In the last FOMC policy statement on August 9, the Fed elected to alter its language and set a time expectation on how long “for an extended period” means in regards to interest rate policy. By stating that rates shall remain low until mid 2013, it had a profound effect on the yield curve and overall interest rates.
That simple, transparent statement virtually turned the two-year Treasury note into overnight paper yielding 0.18%, and drove the 10 year note yield down to 2.00%. And this was accomplished without any additional increases to the balance sheet.
While the balance sheet did not increase, this is definitely a monetary stimulus ploy, and for the first time in almost twenty years, three voting members on the committee dissented in the statement. This is a clear signal that launching additional asset purchases will be far tougher.
Also, the political backlash and negative rhetoric has been harsh, and implementing any additional QE that raises the size of the balance sheet will further agitate the political debate.
Many Republican Presidential candidates vying for the White House in 2012 have voiced their displeasure over recent monetary policy. Front-runner Mitt Romney strongly opposes any more monetary stimulus to boost the economy. Texas Governor Rick Perry went as far as to say that he would consider it “treasonous” if Fed Chairman Ben Bernanke “prints more money between now and the election.”
Now, I believe that Governor Perry was being a bit melodramatic in his remarks, and I don’t think he would pursue charges of treason against Bernanke if he goes the QE3 route, but the point here is that there is indeed a strong political opposition to implementing further measures right now, especially since the last round of easing did little for boosting employment or housing prices.
Another difficult hurdle that may stand in the way of QE3 has to do with very important economic data that directly involves the Fed’s most important mandate: price stability.
When QE2 was launched last year, the Fed’s primary thesis for the program was to deflect a threat of deflation and falling prices. And while prices were indeed declining, primarily on the core level (stripping out food and energy), the bond buying program seemed very justified.

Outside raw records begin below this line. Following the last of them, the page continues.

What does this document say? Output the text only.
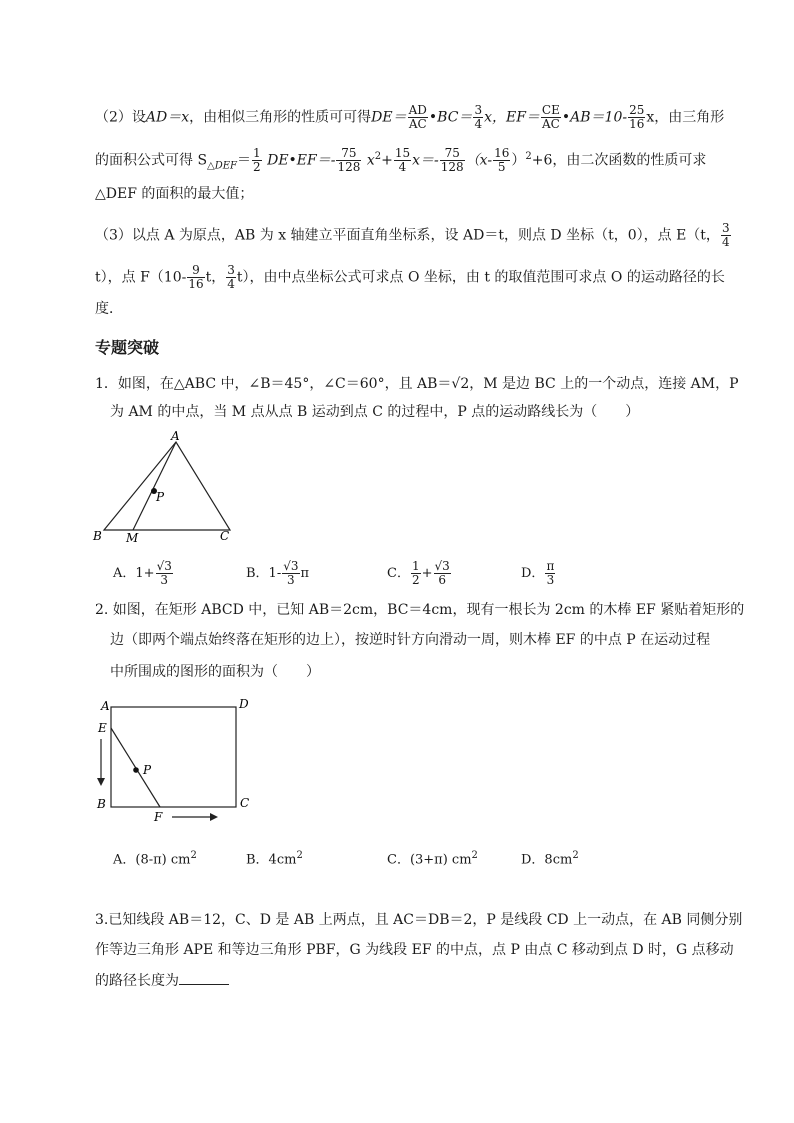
（2）设AD＝x，由相似三角形的性质可可得$DE= \frac{AD}{AC}$ •BC＝ $\frac{3}{4}$ x，$EF= \frac{CE}{AC}$ •AB＝10- $\frac{25}{16}$ x，由三角形
的面积公式可得 $S_{\triangle DEF}= \frac{1}{2}$ DE•EF＝- $\frac{75}{128} x^2+ \frac{15}{4} x=- \frac{75}{128} (x- \frac{16}{5} )^2+6$，由二次函数的性质可求
△DEF 的面积的最大值；
（3）以点 A 为原点，AB 为 x 轴建立平面直角坐标系，设 AD＝t，则点 D 坐标（t，0），点 E（t， $\frac{3}{4}$
t），点 $F(10- \frac{9}{16}$ t， $\frac{3}{4} t$），由中点坐标公式可求点 O 坐标，由 t 的取值范围可求点 O 的运动路径的长
度．
专题突破
1．如图，在△ABC 中，∠B＝45°，∠C＝60°，且 AB＝√2，M 是边 BC 上的一个动点，连接 AM，P
为 AM 的中点，当 M 点从点 B 运动到点 C 的过程中，P 点的运动路线长为（　　）
A
P
B M	C
A．$1+ \frac{√3}{3}$	B．$1- \frac{√3}{3}$ π	C． $\frac{1}{2} + \frac{√3}{6}$	D． $\frac{\pi}{3}$
2. 如图，在矩形 ABCD 中，已知 AB＝2cm，BC＝4cm，现有一根长为 2cm 的木棒 EF 紧贴着矩形的
边（即两个端点始终落在矩形的边上），按逆时针方向滑动一周，则木棒 EF 的中点 P 在运动过程
中所围成的图形的面积为（　　）
A	D
E
P
B	C
F
A．(8-π) $cm^2$	B．$4cm^2$	C．(3+π) $cm^2$	D．$8cm^2$
3.已知线段 AB＝12，C、D 是 AB 上两点，且 AC＝DB＝2，P 是线段 CD 上一动点，在 AB 同侧分别
作等边三角形 APE 和等边三角形 PBF，G 为线段 EF 的中点，点 P 由点 C 移动到点 D 时，G 点移动
的路径长度为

But since they injected the $600 billion into the system, prices are now running hot on headline inflation, and even core inflation is approaching their target levels of 1.7 to 2.0%. This is going to make it very tough if they choose to inflate the balance sheet further (QE3).
So What Will Bernanke Say?
His speech will most likely rehash the current state of the economy that was outlined in the prior FOMC statement and his latest testimony in front of Congress.
He will also outline other monetary tools that could aid the economy, which we’ve heard before. He will talk about the possibility of reducing the interest rates they pay banks on money held in reserve. He will talk about reinvesting the runoff maturing securities into longer dated treasuries to further flatten long term rates.
And, in regards to a potential QE3, he will most likely reiterate that the committee will continue to review the size and composition of the balance sheet and make appropriate adjustments as needed. That statement does leave the door open for a QE3, but the market may want it now or it could be disappointed.
While a QE3 may be a possibility, the Fed will most likely save that bullet for any further deterioration in the markets or clear signs the economy is heading into recession.
So again, the big open question heading into Bernanke's speech:
Has the market come to grips to the fact that Bernanke will most likely need to stand pat on QE3 for now, or will we see a massive sell-off if he "disappoints"? Or, will he invoke his “helicopter” moniker and telegraph another large scale asset purchase program, igniting a monster rally?
Either way, tomorrow will be a very big day, and I welcome you to post your opinion on what the Fed Chairman should say, and how you think the market will react once his statements begin hitting the tape.